Title and Abstract

Title:  The Making of the Space Weather Modeling Framework

Abstract:  A successful example of research code development, community use and transition to operations is the University of Michigan's multiphysics MHD code called BATS-R-US and the Space Weather Modeling Framework (SWMF) that couples together regional domain models. The development of BATS-R-US started in the early 1990s, while SWMF was developed a decade later. Both BATS-R-US and SWMF were developed from the beginning with high parallel performance and portability in mind.

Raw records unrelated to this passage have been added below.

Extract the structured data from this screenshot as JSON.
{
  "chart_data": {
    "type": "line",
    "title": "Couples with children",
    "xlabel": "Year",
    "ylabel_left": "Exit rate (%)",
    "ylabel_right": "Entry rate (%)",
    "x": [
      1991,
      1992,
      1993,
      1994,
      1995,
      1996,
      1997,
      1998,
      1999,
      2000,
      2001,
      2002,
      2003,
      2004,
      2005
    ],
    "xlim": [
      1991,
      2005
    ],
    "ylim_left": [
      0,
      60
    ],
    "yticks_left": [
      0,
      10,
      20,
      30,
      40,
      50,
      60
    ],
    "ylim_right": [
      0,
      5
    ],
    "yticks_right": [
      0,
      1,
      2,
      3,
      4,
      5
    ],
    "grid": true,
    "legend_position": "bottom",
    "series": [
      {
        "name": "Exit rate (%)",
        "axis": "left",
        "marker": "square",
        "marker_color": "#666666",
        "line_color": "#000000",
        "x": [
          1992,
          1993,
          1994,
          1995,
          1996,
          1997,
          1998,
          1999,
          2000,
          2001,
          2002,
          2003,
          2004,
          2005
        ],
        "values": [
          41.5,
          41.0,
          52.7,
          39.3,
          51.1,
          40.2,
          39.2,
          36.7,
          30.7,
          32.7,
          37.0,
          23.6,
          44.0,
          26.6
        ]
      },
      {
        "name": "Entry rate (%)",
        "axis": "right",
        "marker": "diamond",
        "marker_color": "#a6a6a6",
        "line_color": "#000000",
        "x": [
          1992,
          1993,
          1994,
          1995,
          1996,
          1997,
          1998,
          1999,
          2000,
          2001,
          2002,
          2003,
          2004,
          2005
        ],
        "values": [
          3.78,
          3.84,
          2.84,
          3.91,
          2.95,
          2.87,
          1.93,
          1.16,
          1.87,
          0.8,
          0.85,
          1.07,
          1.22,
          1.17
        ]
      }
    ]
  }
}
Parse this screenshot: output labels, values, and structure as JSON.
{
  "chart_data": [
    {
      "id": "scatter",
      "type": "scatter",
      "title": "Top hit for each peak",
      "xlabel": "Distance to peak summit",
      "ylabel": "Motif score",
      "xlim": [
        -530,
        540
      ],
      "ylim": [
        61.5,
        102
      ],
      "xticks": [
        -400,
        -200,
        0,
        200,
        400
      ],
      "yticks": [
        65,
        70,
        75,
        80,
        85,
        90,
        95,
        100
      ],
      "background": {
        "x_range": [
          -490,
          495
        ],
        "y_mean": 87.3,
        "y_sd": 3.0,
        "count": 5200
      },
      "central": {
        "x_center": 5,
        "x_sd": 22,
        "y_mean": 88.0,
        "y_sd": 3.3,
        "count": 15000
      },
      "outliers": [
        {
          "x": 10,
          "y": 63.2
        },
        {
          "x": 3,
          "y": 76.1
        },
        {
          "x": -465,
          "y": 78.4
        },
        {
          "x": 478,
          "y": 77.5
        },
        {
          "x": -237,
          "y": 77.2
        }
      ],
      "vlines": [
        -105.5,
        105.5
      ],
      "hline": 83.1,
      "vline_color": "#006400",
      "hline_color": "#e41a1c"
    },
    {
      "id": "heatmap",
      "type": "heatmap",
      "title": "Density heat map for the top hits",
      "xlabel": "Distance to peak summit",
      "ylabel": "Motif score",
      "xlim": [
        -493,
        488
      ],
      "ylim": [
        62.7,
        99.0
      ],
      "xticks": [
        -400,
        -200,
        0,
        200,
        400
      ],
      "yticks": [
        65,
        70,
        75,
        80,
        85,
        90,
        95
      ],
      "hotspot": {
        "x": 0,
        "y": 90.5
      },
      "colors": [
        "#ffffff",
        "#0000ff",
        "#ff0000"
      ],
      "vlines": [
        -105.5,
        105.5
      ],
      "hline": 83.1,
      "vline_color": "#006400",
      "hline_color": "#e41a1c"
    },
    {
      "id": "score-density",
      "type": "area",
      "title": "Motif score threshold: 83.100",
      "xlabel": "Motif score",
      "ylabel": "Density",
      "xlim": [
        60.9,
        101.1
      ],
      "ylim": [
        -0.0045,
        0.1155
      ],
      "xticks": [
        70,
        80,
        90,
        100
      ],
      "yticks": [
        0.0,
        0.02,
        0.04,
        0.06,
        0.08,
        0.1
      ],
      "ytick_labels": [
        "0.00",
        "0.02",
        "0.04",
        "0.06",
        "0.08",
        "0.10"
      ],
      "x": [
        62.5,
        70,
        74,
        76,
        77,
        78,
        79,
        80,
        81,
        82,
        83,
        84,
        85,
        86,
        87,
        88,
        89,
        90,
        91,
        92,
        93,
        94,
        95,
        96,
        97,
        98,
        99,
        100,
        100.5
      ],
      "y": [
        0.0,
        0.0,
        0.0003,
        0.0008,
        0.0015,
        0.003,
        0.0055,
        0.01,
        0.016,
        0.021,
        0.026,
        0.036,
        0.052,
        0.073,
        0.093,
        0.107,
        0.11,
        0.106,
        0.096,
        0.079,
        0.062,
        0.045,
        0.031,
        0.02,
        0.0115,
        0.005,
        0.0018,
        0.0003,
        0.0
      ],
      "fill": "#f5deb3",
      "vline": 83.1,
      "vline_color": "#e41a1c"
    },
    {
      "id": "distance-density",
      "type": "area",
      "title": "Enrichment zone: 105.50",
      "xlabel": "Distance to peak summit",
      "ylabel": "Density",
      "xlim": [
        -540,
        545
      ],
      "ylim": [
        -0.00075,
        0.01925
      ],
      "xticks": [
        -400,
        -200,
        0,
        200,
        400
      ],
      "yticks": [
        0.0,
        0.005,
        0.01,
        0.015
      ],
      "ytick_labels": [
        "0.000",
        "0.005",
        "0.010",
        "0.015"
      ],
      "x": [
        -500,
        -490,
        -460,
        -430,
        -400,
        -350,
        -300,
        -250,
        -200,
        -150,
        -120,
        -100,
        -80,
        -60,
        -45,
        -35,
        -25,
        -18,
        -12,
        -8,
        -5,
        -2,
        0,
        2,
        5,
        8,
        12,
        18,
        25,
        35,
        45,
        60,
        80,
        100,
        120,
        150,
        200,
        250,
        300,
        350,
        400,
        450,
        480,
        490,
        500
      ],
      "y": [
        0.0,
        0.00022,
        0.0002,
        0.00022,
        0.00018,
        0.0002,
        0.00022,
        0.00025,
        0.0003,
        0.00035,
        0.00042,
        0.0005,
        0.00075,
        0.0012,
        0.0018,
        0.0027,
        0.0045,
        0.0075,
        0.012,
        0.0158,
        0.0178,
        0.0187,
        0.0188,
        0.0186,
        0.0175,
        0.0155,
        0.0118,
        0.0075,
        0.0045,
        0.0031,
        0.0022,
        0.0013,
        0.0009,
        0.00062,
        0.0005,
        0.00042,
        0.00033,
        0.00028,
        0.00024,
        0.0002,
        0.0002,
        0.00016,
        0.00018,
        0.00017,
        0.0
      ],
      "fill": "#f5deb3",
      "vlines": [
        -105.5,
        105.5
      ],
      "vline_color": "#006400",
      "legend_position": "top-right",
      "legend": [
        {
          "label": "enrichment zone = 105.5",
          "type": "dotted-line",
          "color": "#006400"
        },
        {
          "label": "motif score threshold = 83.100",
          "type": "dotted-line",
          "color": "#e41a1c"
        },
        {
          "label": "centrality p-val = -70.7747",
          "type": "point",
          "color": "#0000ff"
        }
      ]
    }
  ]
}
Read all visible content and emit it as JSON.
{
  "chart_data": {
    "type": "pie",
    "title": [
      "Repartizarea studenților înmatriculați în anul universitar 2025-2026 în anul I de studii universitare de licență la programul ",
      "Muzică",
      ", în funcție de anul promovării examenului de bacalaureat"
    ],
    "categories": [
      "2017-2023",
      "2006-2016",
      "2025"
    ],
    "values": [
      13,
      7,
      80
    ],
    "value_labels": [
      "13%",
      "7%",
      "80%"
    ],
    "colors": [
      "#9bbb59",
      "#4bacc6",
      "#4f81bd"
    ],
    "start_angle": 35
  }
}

The SWMF provides the software environment and tools to couple the various models with each other. It is a fully functional, documented software framework that allows the parallel execution and efficient coupling of multiple models. The SWMF provides a high-performance computational capability to simulate the space-weather environment from the upper solar chromosphere to the Earth's upper atmosphere and/or the outer heliosphere. Currently there are more than a dozen physics domains in the SWMF, but in an actual simulation one can use any meaningful subset of the components.

In the early 2010s the CCMC evaluated three physics-based and three empirical magnetosphere (geospace) models at the request of NOAA/SWPC. Among the six models was the SWMF/Geospace configuration that included three coupled models: the global magnetosphere described by BATS-R-US, the inner magnetosphere simulated by the Rice Convection Model (RCM) and ionospheric electrodynamics solved by the Ridley Ionosphere Model (RIM). In 2014 NOAA/SWPC selected SWMF/Geospace as the first physics-based global magnetosphere model to be transitioned to operations.

This presentation will outline the current state of space weather modeling and recent developments that pave the way for new and exciting capabilities.